Hachette CEO David Young, however, in a letter sent out detailing the new pricing plans, claims that book publishers will not make more money using the agency model, claiming the opposite, in fact:
[W]e make less on each e-book sale under the new model; the author will continue to be fairly compensated and our e-book agents will make money on every digital sale. We’re willing to accept lower return for e-book sales as we control the value of our product–books, and content in general. We’re taking the long view on e-book pricing, and this new model helps protect the long term viability of the book marketplace.
Call me skeptical, but I can’t help but feel that these publishers are acting more out of self-interest than anything else. It may be true that they actually make less on every book sold using the agency model for electronic distribution, but it’s probably also true that the books cost much less for them to create than print versions, too. I’d be willing to bet that they end up profiting more on a per copy sold basis in the end. Hachette makes other claims in his letter about how the deal is actually beneficial to consumers, despite the upfront price hike:
There are many advantages to the agency model, for our authors, retailers, consumers, and publishers. It allows Hachette to make pricing decisions that are rational and reflect the value of our authors’ works. In the long run this will enable Hachette to continue to invest in and nurture authors’ careers–from major blockbusters to new voices. Without this investment in our authors, the diversity of books available to consumers will contract, as will the diversity of retailers, and our literary culture will suffer.
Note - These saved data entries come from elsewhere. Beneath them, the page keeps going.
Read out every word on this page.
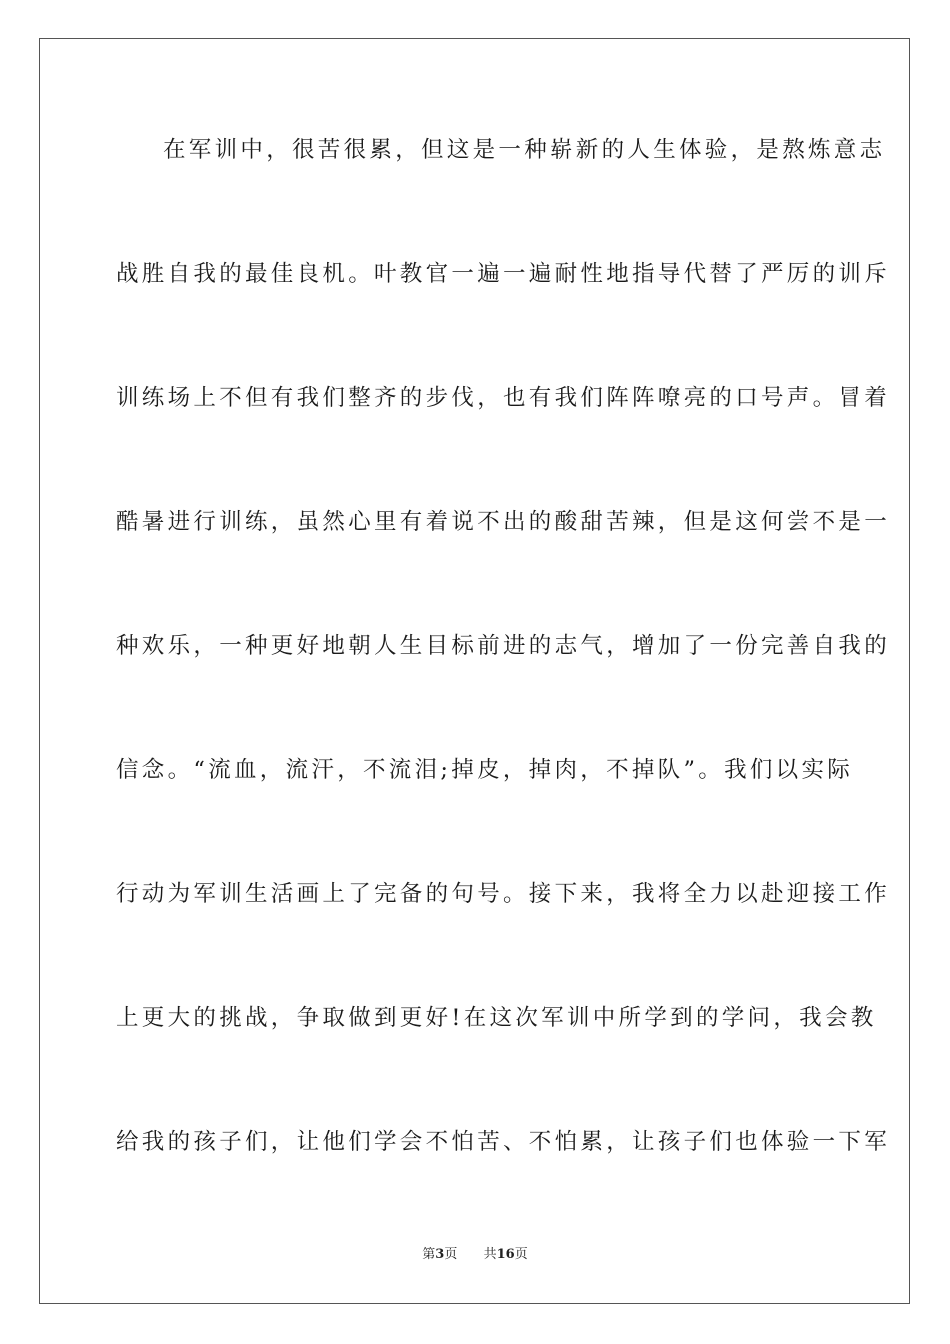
在军训中，很苦很累，但这是一种崭新的人生体验，是熬炼意志
战胜自我的最佳良机。叶教官一遍一遍耐性地指导代替了严厉的训斥
训练场上不但有我们整齐的步伐，也有我们阵阵嘹亮的口号声。冒着
酷暑进行训练，虽然心里有着说不出的酸甜苦辣，但是这何尝不是一
种欢乐，一种更好地朝人生目标前进的志气，增加了一份完善自我的
信念。“流血，流汗，不流泪;掉皮，掉肉，不掉队”。我们以实际
行动为军训生活画上了完备的句号。接下来，我将全力以赴迎接工作
上更大的挑战，争取做到更好!在这次军训中所学到的学问，我会教
给我的孩子们，让他们学会不怕苦、不怕累，让孩子们也体验一下军
第3页 共16页
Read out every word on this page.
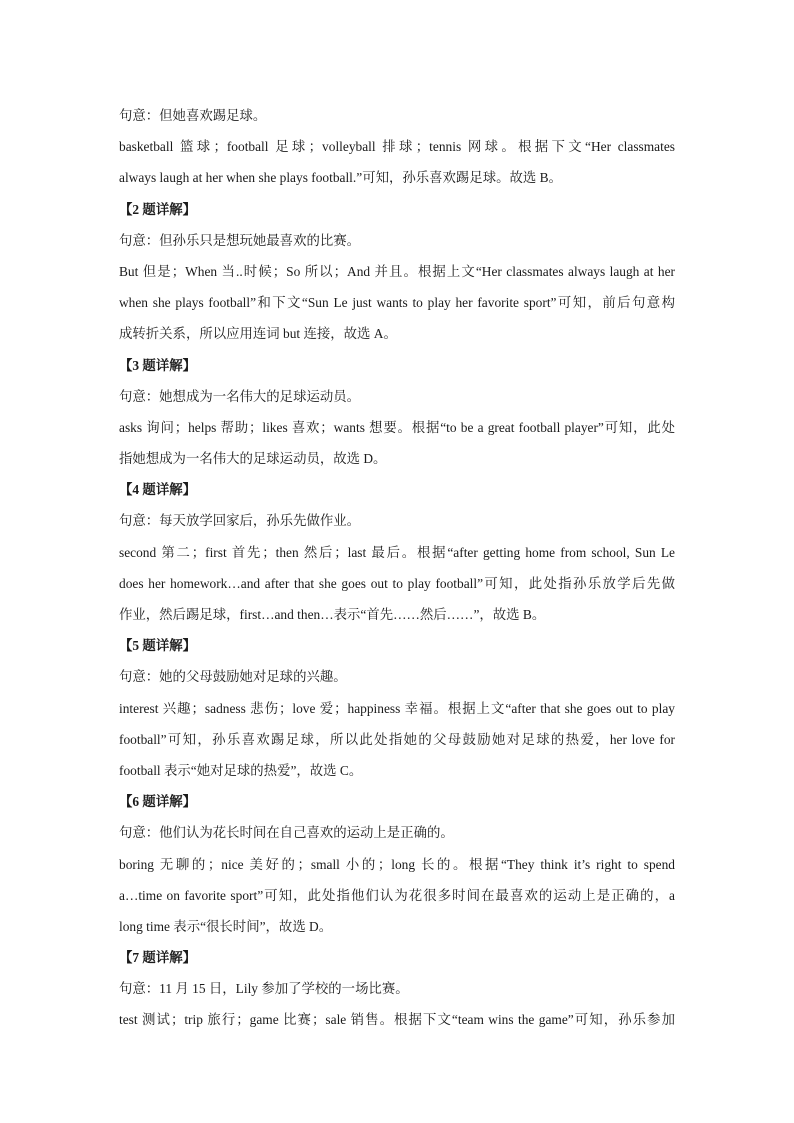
句意：但她喜欢踢足球。
basketball 篮球；football 足球；volleyball 排球；tennis 网球。根据下文“Her classmates
always laugh at her when she plays football.”可知，孙乐喜欢踢足球。故选 B。
【2 题详解】
句意：但孙乐只是想玩她最喜欢的比赛。
But 但是；When 当..时候；So 所以；And 并且。根据上文“Her classmates always laugh at her
when she plays football”和下文“Sun Le just wants to play her favorite sport”可知，前后句意构
成转折关系，所以应用连词 but 连接，故选 A。
【3 题详解】
句意：她想成为一名伟大的足球运动员。
asks 询问；helps 帮助；likes 喜欢；wants 想要。根据“to be a great football player”可知，此处
指她想成为一名伟大的足球运动员，故选 D。
【4 题详解】
句意：每天放学回家后，孙乐先做作业。
second 第二；first 首先；then 然后；last 最后。根据“after getting home from school, Sun Le
does her homework…and after that she goes out to play football”可知，此处指孙乐放学后先做
作业，然后踢足球，first…and then…表示“首先……然后……”，故选 B。
【5 题详解】
句意：她的父母鼓励她对足球的兴趣。
interest 兴趣；sadness 悲伤；love 爱；happiness 幸福。根据上文“after that she goes out to play
football”可知，孙乐喜欢踢足球，所以此处指她的父母鼓励她对足球的热爱，her love for
football 表示“她对足球的热爱”，故选 C。
【6 题详解】
句意：他们认为花长时间在自己喜欢的运动上是正确的。
boring 无聊的；nice 美好的；small 小的；long 长的。根据“They think it’s right to spend
a…time on favorite sport”可知，此处指他们认为花很多时间在最喜欢的运动上是正确的，a
long time 表示“很长时间”，故选 D。
【7 题详解】
句意：11 月 15 日，Lily 参加了学校的一场比赛。
test 测试；trip 旅行；game 比赛；sale 销售。根据下文“team wins the game”可知，孙乐参加
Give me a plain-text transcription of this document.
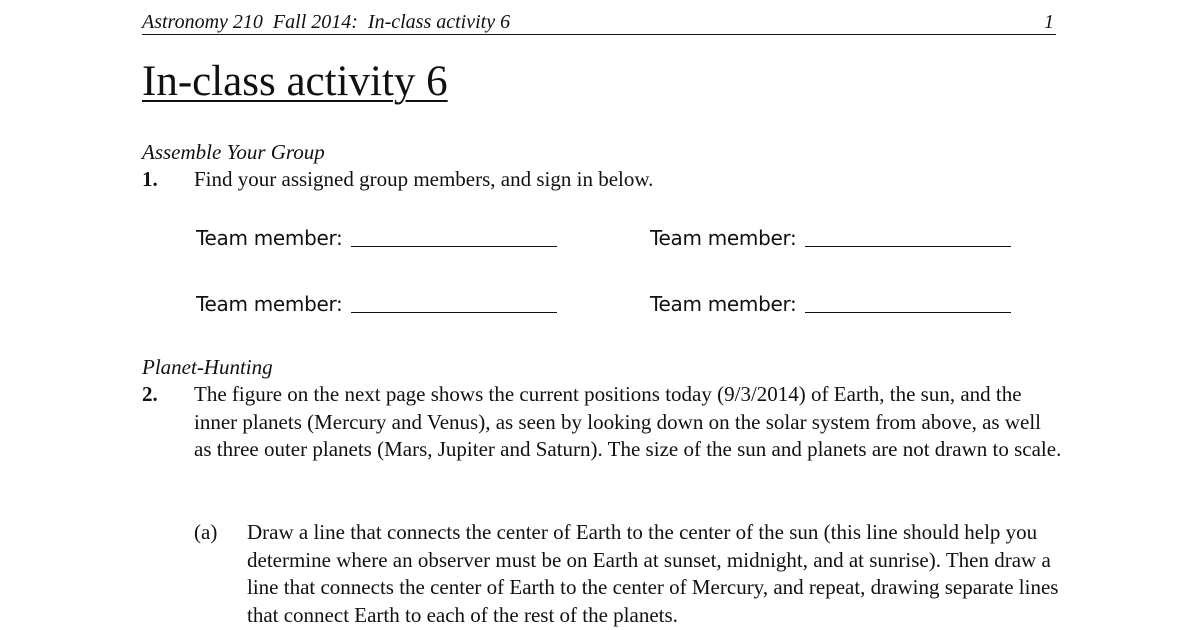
Astronomy 210  Fall 2014:  In-class activity 6	1
In-class activity 6
Assemble Your Group
1. Find your assigned group members, and sign in below.
Team member:	Team member:
Team member:	Team member:
Planet-Hunting
2. The figure on the next page shows the current positions today (9/3/2014) of Earth, the sun, and the inner planets (Mercury and Venus), as seen by looking down on the solar system from above, as well as three outer planets (Mars, Jupiter and Saturn). The size of the sun and planets are not drawn to scale.
(a) Draw a line that connects the center of Earth to the center of the sun (this line should help you determine where an observer must be on Earth at sunset, midnight, and at sunrise). Then draw a line that connects the center of Earth to the center of Mercury, and repeat, drawing separate lines that connect Earth to each of the rest of the planets.
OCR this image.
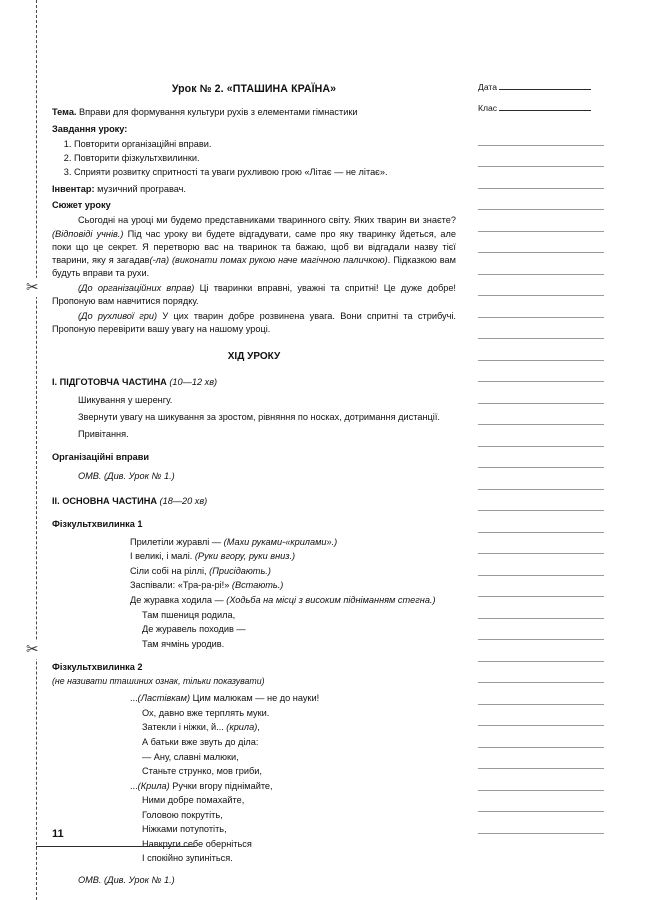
✂
✂
Урок № 2. «ПТАШИНА КРАЇНА»

Тема. Вправи для формування культури рухів з елементами гімнастики

Завдання уроку:

1. Повторити організаційні вправи.
2. Повторити фізкультхвилинки.
3. Сприяти розвитку спритності та уваги рухливою грою «Літає — не літає».

Інвентар: музичний програвач.

Сюжет уроку

Сьогодні на уроці ми будемо представниками тваринного світу. Яких тварин ви знаєте? (Відповіді учнів.) Під час уроку ви будете відгадувати, саме про яку тваринку йдеться, але поки що це секрет. Я перетворю вас на тваринок та бажаю, щоб ви відгадали назву тієї тварини, яку я загадав(-ла) (виконати помах рукою наче магічною паличкою). Підказкою вам будуть вправи та рухи.

(До організаційних вправ) Ці тваринки вправні, уважні та спритні! Це дуже добре! Пропоную вам навчитися порядку.

(До рухливої гри) У цих тварин добре розвинена увага. Вони спритні та стрибучі. Пропоную перевірити вашу увагу на нашому уроці.

ХІД УРОКУ

І. ПІДГОТОВЧА ЧАСТИНА (10—12 хв)

Шикування у шеренгу.

Звернути увагу на шикування за зростом, рівняння по носках, дотримання дистанції.

Привітання.

Організаційні вправи

ОМВ. (Див. Урок № 1.)

ІІ. ОСНОВНА ЧАСТИНА (18—20 хв)

Фізкультхвилинка 1

Прилетіли журавлі — (Махи руками-«крилами».)

І великі, і малі. (Руки вгору, руки вниз.)

Сіли собі на ріллі, (Присідають.)

Заспівали: «Тра-ра-рі!» (Встають.)

Де журавка ходила — (Ходьба на місці з високим підніманням стегна.)

Там пшениця родила,

Де журавель походив —

Там ячмінь уродив.

Фізкультхвилинка 2

(не називати пташиних ознак, тільки показувати)

...(Ластівкам) Цим малюкам — не до науки!

Ох, давно вже терплять муки.

Затекли і ніжки, й... (крила),

А батьки вже звуть до діла:

— Ану, славні малюки,

Станьте струнко, мов гриби,

...(Крила) Ручки вгору піднімайте,

Ними добре помахайте,

Головою покрутіть,

Ніжками потупотіть,

Навкруги себе оберніться

І спокійно зупиніться.

ОМВ. (Див. Урок № 1.)

Дата
Клас
11
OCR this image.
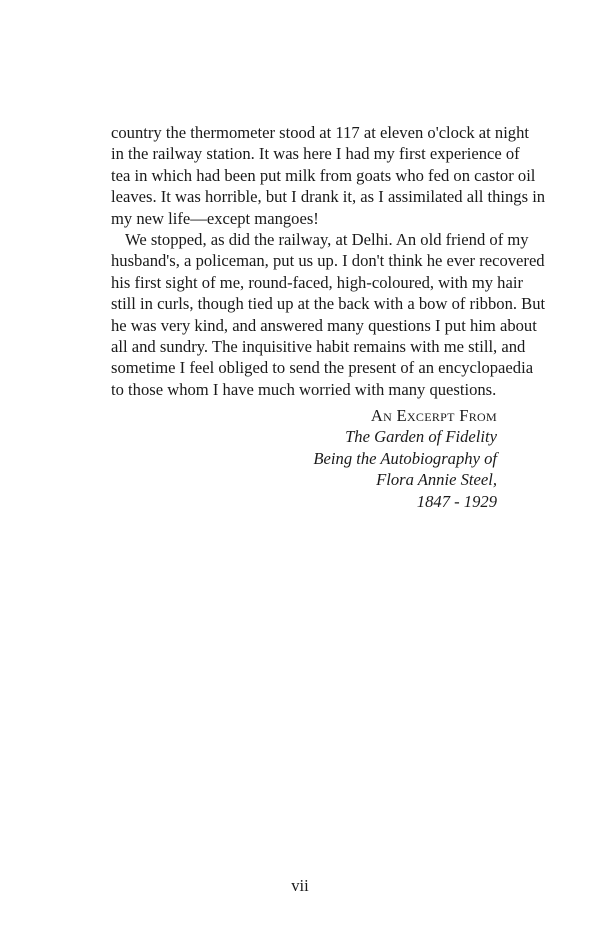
country the thermometer stood at 117 at eleven o'clock at night
in the railway station. It was here I had my first experience of
tea in which had been put milk from goats who fed on castor oil
leaves. It was horrible, but I drank it, as I assimilated all things in
my new life—except mangoes!

We stopped, as did the railway, at Delhi. An old friend of my
husband's, a policeman, put us up. I don't think he ever recovered
his first sight of me, round-faced, high-coloured, with my hair
still in curls, though tied up at the back with a bow of ribbon. But
he was very kind, and answered many questions I put him about
all and sundry. The inquisitive habit remains with me still, and
sometime I feel obliged to send the present of an encyclopaedia
to those whom I have much worried with many questions.

An Excerpt From
The Garden of Fidelity
Being the Autobiography of
Flora Annie Steel,
1847 - 1929
vii
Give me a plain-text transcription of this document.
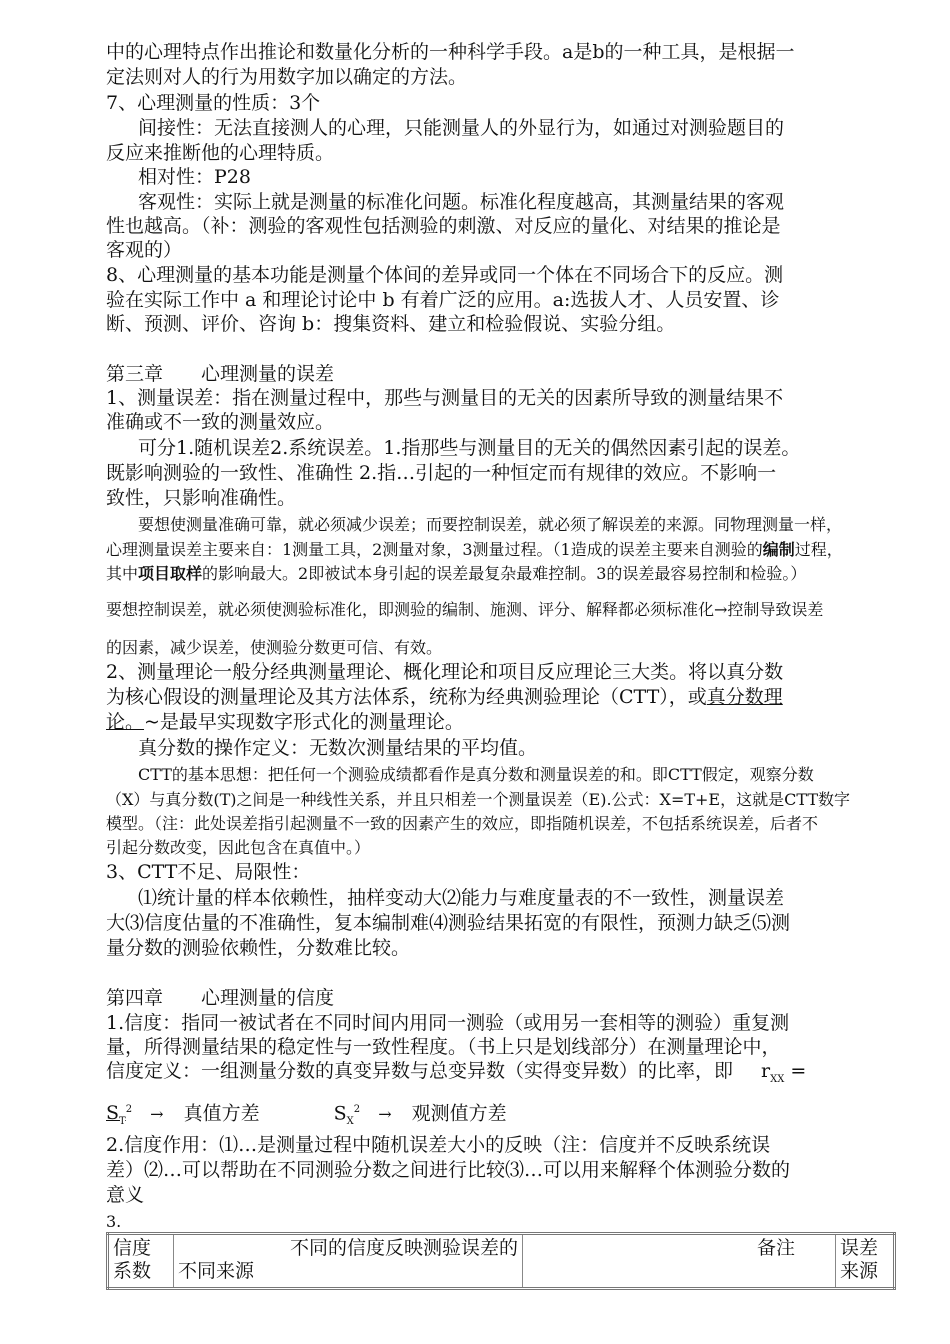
中的心理特点作出推论和数量化分析的一种科学手段。a是b的一种工具，是根据一
定法则对人的行为用数字加以确定的方法。
7、心理测量的性质：3个
间接性：无法直接测人的心理，只能测量人的外显行为，如通过对测验题目的
反应来推断他的心理特质。
相对性：P28
客观性：实际上就是测量的标准化问题。标准化程度越高，其测量结果的客观
性也越高。（补：测验的客观性包括测验的刺激、对反应的量化、对结果的推论是
客观的）
8、心理测量的基本功能是测量个体间的差异或同一个体在不同场合下的反应。测
验在实际工作中 a 和理论讨论中 b 有着广泛的应用。a:选拔人才、人员安置、诊
断、预测、评价、咨询 b：搜集资料、建立和检验假说、实验分组。
第三章　　心理测量的误差
1、测量误差：指在测量过程中，那些与测量目的无关的因素所导致的测量结果不
准确或不一致的测量效应。
可分1.随机误差2.系统误差。1.指那些与测量目的无关的偶然因素引起的误差。
既影响测验的一致性、准确性 2.指…引起的一种恒定而有规律的效应。不影响一
致性，只影响准确性。
要想使测量准确可靠，就必须减少误差；而要控制误差，就必须了解误差的来源。同物理测量一样，
心理测量误差主要来自：1测量工具，2测量对象，3测量过程。（1造成的误差主要来自测验的编制过程，
其中项目取样的影响最大。2即被试本身引起的误差最复杂最难控制。3的误差最容易控制和检验。）
要想控制误差，就必须使测验标准化，即测验的编制、施测、评分、解释都必须标准化→控制导致误差
的因素，减少误差，使测验分数更可信、有效。
2、测量理论一般分经典测量理论、概化理论和项目反应理论三大类。将以真分数
为核心假设的测量理论及其方法体系，统称为经典测验理论（CTT），或真分数理
论。~是最早实现数字形式化的测量理论。
真分数的操作定义：无数次测量结果的平均值。
CTT的基本思想：把任何一个测验成绩都看作是真分数和测量误差的和。即CTT假定，观察分数
（X）与真分数(T)之间是一种线性关系，并且只相差一个测量误差（E).公式：X=T+E，这就是CTT数字
模型。（注：此处误差指引起测量不一致的因素产生的效应，即指随机误差，不包括系统误差，后者不
引起分数改变，因此包含在真值中。）
3、CTT不足、局限性：
⑴统计量的样本依赖性，抽样变动大⑵能力与难度量表的不一致性，测量误差
大⑶信度估量的不准确性，复本编制难⑷测验结果拓宽的有限性，预测力缺乏⑸测
量分数的测验依赖性，分数难比较。
第四章　　心理测量的信度
1.信度：指同一被试者在不同时间内用同一测验（或用另一套相等的测验）重复测
量，所得测量结果的稳定性与一致性程度。（书上只是划线部分）在测量理论中，
信度定义：一组测量分数的真变异数与总变异数（实得变异数）的比率，即 $r_{XX}$ =
$S_T^2$ → 真值方差	$S_X^2$ → 观测值方差
2.信度作用：⑴…是测量过程中随机误差大小的反映（注：信度并不反映系统误
差）⑵…可以帮助在不同测验分数之间进行比较⑶…可以用来解释个体测验分数的
意义
3.
信度系数	不同的信度反映测验误差的不同来源	备注	误差来源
It’s good spin, but it’s spin nonetheless. The bottom line, no matter how Hachette, Macmillan, or HarperCollins try to spin it, is that rather than introducing competition that will result in lower prices for book-buying customers, Apple’s iPad has in fact spelled the end of the $9.99 bestseller, for both Kindle and iPad users. Apple had to offer publishers an incentive to come over to its side, but the cost of that bargain is unfortunately one we as the buying public will be paying for.
At least in the short term. A longer view reveals a different picture. Apple needed to gain access to the ebook market, and so was willing to make concessions regarding price. Publishers jumped at the chance to get out from under the tyranny of what amounted to Amazon’s ability to set prices unilaterally. But is it a case of “out of the frying pay, into the fire?”
If Apple’s power play succeeds, Amazon could conceivably be forced to close up shop (though I still don’t think I’ll ever stop reading on my Kindle in favor of the iPad). If and when that happens, Apple will occupy the spot that Amazon once did, and will be able to dictate prices to publishers, much like they did and still continue to do with record labels. It’s a rare case where a monopoly could actually benefit the buying public, but only if you’re willing to pay more than paperback prices in the meantime. I’m not sure I’m willing to do that.